In late 2003 I described how part of my home network looked:
cable modem - cisco router - freebsd fw/gw - cisco switch - clients
This past weekend I decided to remove the firewall/gateway from the picture. When the router is deployed like this, it's called a "router on a stick."
cable modem - cisco router - cisco switch - clients
In that late 2003 story I explained how I set up 802.1q on the FreeBSD system to pass traffic between VLANs on the Cisco switch. Without that FreeBSD in place, I needed to configure my Cisco 2651XM router to exchange inter-VLAN traffic.
Luckily this Cisco document came to the rescue. The process was fairly simple. I administered the router via console cable, so none of my changes resulted in being locked out of one of the interfaces. I don't recommend letting anyone be able to connect to a Cisco router interface, in any case. (For a great presentation on router security, check out this .pdf of a presentation by Sean Convery and Matthew Franz.)

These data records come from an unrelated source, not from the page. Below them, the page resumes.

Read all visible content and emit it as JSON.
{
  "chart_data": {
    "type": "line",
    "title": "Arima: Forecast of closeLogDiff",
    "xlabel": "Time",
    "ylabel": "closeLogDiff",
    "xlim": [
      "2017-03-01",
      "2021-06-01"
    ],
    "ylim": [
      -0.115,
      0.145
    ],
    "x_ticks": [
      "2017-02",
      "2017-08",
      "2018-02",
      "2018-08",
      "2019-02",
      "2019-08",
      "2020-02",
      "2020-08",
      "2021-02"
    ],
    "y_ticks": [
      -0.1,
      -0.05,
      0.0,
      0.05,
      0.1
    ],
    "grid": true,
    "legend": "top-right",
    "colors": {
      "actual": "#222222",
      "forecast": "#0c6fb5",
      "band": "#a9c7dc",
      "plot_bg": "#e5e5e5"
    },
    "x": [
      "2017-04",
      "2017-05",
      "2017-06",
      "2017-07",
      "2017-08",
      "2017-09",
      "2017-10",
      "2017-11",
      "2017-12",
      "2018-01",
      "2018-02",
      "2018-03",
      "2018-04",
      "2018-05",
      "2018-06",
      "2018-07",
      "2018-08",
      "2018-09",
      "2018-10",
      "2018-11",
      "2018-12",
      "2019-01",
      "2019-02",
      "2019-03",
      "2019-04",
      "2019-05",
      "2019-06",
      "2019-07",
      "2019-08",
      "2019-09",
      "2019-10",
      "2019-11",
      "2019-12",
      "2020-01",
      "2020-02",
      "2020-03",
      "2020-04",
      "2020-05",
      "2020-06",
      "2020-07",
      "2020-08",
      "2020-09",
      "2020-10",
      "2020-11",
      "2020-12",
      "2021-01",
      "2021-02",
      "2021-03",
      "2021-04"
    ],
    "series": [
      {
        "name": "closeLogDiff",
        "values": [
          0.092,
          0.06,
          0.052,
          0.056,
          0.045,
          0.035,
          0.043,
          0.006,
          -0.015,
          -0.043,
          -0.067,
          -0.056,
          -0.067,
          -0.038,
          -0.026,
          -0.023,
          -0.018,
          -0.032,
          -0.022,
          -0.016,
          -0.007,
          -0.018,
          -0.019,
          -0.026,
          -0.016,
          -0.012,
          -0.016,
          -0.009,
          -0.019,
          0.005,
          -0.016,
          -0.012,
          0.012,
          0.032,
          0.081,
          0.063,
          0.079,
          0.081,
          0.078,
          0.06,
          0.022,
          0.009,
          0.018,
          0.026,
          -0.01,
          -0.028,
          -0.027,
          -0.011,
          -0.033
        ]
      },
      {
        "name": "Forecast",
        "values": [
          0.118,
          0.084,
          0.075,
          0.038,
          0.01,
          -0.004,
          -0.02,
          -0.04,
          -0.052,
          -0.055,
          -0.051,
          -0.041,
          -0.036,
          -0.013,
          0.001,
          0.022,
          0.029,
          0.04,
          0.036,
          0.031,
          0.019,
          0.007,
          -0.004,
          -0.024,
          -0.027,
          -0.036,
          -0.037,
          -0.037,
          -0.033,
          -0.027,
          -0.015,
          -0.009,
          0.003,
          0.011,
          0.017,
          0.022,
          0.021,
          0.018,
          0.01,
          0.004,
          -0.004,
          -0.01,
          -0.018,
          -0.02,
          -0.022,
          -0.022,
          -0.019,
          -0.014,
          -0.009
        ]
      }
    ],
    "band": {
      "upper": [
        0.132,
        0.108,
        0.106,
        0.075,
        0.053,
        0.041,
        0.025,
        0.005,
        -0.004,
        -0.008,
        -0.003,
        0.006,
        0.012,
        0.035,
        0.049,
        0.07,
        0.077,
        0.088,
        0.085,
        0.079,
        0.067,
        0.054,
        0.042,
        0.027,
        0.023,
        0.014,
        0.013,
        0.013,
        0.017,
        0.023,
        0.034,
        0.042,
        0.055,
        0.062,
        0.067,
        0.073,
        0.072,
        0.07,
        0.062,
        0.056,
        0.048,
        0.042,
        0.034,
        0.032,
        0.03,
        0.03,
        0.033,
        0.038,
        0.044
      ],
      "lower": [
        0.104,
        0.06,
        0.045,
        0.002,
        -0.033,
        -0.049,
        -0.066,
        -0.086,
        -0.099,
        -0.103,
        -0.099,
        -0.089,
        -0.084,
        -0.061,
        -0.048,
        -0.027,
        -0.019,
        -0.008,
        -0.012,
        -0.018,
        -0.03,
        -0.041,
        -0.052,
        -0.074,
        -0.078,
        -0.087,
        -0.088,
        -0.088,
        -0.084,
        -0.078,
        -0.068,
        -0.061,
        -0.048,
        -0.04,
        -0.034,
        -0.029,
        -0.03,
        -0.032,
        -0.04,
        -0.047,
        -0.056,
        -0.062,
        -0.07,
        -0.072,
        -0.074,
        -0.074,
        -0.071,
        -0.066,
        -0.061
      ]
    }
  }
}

First I removed the IP address previously assigned to the interface facing the switch:
int fa0/1
no ip address 192.168.40.2 255.255.255.0
Next I created an IP address to handle VLAN 10, which is a 10.10.10.0/24 network. Note the use of '0/1.1' instead of '0/1':
int fa0/1.1
encapsulation dot1Q 10
ip address 10.10.10.1 255.255.255.0
Then I created an IP address to handle VLAN 20, which is a 172.27.20.0/24 network. Note the use of '0/1.2':
int fa0/1.2
encapsulation dot1Q 20
ip address 172.27.20.1 255.255.255.0
That's it. Now if a system on VLAN 10 needs to talk to a system on VLAN 20, the router will pass the traffic.